Friday, October 23, 2009

Immersion and quests, again

In last post I touched the topic of MMO quests being impersonal and not involving. I stated that the quest system and level of involvement are not working in MMO's. In single player games you are immersed to the game's overall plot and quests by involving you -the player- through the direct contact with your character, and the quests in a way come to you unnoticed and tie you as a player in personal level to them. In MMO's the quests hubs have NPC's with exclamation marks just waiting for you to collect the quests and there is nothing that would involve you to do those quests except the rewards. MMO quests are impersonal.

Several bloggers have written numerous postings about how absurd and stupid the quest giver mark is, and how it simplifies the questing process immensely. At the same time in single player games you get into conversations with the NPC's who may -or may not- invite you to do a chore for them. And more often this simple task leads on to another en route, so you really do not even have to come back to the same NPC before you have unlocked the whole chain, which is in fact a story within the game. In WoW there are few excellent quest chains, like the Missing Diplomat, in which you are being led from one quest giver to another and piece by piece you unravel the mystery of the missing king... Who has returned now, but still, the questline is a longer story, spanning across the two continents.

Why and how the quests have become so stupid in WoW? And why do we want to see those incredible absurd exclamation marks and question marks in our game?

I was a very happy camper while playing Oblivion, without the marks denoting the quest givers. And without having any kind of quest help besides the discussions with the NPC's in the game. The real question is, how viable such a questing system is within a MMO.

The other thing completely involving the immersion part is the fact that when you come to a quest hub in WoW (or any other MMO after WoW's launch), you go on and collect them all and start working through the list of quests. The rewards do not matter, nor the stories in them, just as long as you get the experience. But how different would the game experience be if the quest system was such that by choosing this quest over that other, the other quest would become inaccessible to you? So that every choice you made in selecting the quests would close some doors and open others? The choice of quests would become more a multiple choice thing rather than quests being the mandatory advancement route in the game.

I'd even like to see this go one bit further: the reputation you have within the faction would also open or close quests. The faction could be as small as the village (or quest hub if you like), making the re playability of an MMO even bigger due to the fact that each alt would have completely different set of possibilities at hand. Sure, this would mean that there would be a huge amount of content which would be used more than the rest, but then again the tweaking of such content would be pretty easy by balancing the returns (rewards) of the quest chains over time, making them all more or less equal.

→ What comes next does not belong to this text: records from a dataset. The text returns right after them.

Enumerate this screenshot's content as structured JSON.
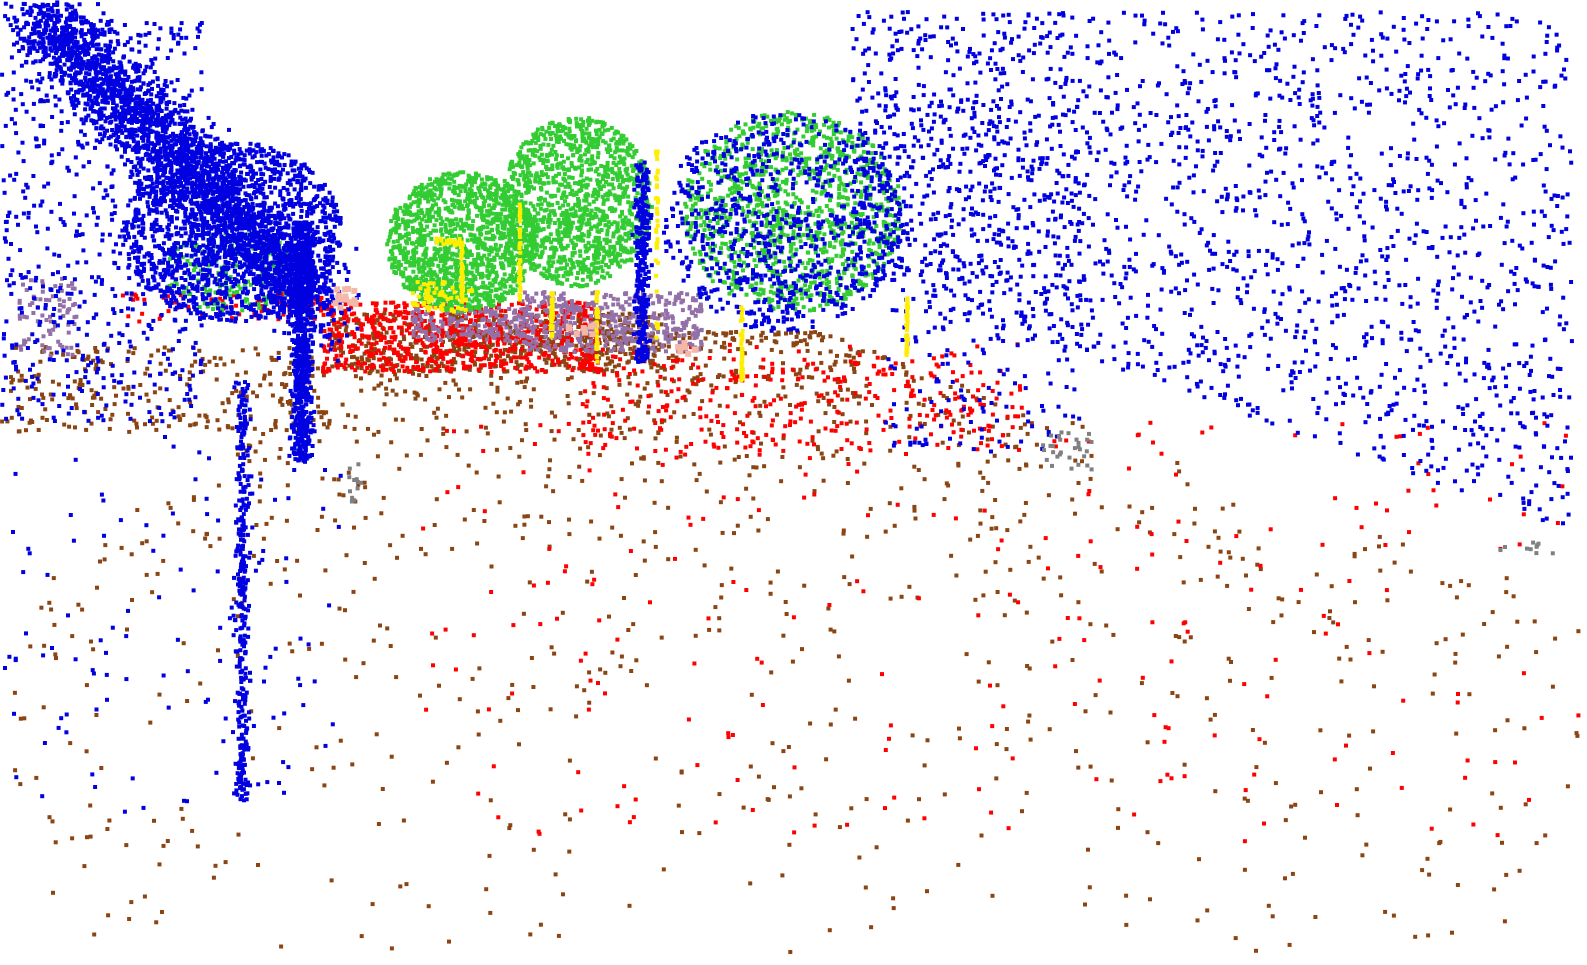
{
  "scene": {
    "description_kind": "semantic-segmentation point cloud render",
    "background_color": "#ffffff",
    "classes": [
      {
        "name": "vegetation-blue",
        "color": "#0000e0"
      },
      {
        "name": "tree-canopy",
        "color": "#33cc33"
      },
      {
        "name": "road",
        "color": "#8b4513"
      },
      {
        "name": "car",
        "color": "#ff0000"
      },
      {
        "name": "building-wall",
        "color": "#9370a8"
      },
      {
        "name": "pole",
        "color": "#ffee00"
      },
      {
        "name": "misc-object",
        "color": "#808080"
      },
      {
        "name": "pedestrian",
        "color": "#f4b8a8"
      }
    ]
  }
}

What would this mean in grouping? Of course, the grouping would be an issue, if the quests wouldn't have common ends in the group content. The objectives wouldn't have to be the same: one chain could require collecting something from an instance, the other killing some mobs in there and the boss would still have the loot table to satisfy the participants.

The current quest system in WoW is more or less the lazy interpretation of the whole questing system. It works but it's dull and outlived by the possibilities presented in the single player games. Wouldn't it be fair towards us players, that the quest system was as interesting and intriguing as the graphical content of the game?

Especially now as the tools like phasing are making the unique player experience possible?